Curry without Worry Healthy, soul pleasing Nepalese food to hungry people in San Francisco. Every Tues. 5:45–7 p.m. on the square at Hyde and Market streets.

Glide, 330 Ellis. Breakfast 8-9 a.m., lunch noon-1:30 p.m. everyday. Dinner 4-5:30 p.m., M-F.

St. Anthony Dining Room, 45 Jones, Lunch everyday 11:30 a.m.–1:30 p.m.

St Martin de Porres Hospitality House, 225 Potrero Ave. Best bowl of oatmeal in the city. Tues.-Sat. breakfast from 6:30-7:30 a.m., lunch from noon-2 pm.. Sun. brunch 9-10:30 a.m. Often vegetarian options.


Food not Bombs Vegetarian soup and bread, but bring your own bowl. At the UN Plaza, Mon., 6 p.m.; Wed., 5:30 p.m. Also at 16th and Mission streets. Thurs. at 7:30 p.m.

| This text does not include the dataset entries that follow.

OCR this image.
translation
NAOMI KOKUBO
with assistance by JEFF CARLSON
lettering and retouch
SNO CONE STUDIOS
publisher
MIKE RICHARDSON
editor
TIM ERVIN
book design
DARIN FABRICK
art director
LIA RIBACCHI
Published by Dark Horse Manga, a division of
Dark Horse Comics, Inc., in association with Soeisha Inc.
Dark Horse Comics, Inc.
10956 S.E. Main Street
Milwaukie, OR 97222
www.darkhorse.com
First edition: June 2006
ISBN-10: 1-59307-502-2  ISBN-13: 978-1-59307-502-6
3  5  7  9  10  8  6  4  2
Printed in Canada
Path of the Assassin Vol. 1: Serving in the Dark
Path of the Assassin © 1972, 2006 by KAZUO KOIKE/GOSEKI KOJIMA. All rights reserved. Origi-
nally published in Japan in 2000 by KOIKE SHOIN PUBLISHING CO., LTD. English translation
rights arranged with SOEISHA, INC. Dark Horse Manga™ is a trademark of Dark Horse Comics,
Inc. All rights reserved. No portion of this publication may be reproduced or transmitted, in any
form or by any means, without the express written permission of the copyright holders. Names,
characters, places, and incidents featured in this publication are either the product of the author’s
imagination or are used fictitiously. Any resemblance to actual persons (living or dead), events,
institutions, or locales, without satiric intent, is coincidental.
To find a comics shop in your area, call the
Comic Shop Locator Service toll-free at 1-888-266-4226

Mother's Kitchen, 7 Octavia, Fri., 2:30-3:30. Vegan options.

Iglesia Latina Americana de Las Adventistas Seventh Dia, 3024 24th St. Breakfast 9:30-11 a.m., third Sun. of the month.

Grab and go sandwiches

Glide, bag meals to go after breakfast ends at 9 a.m.

St. Peter and Paul Catholic Church, 666 Filbert. 4-5 p.m. every day.


Curry Senior Center, 333 Turk. For the 60+ set.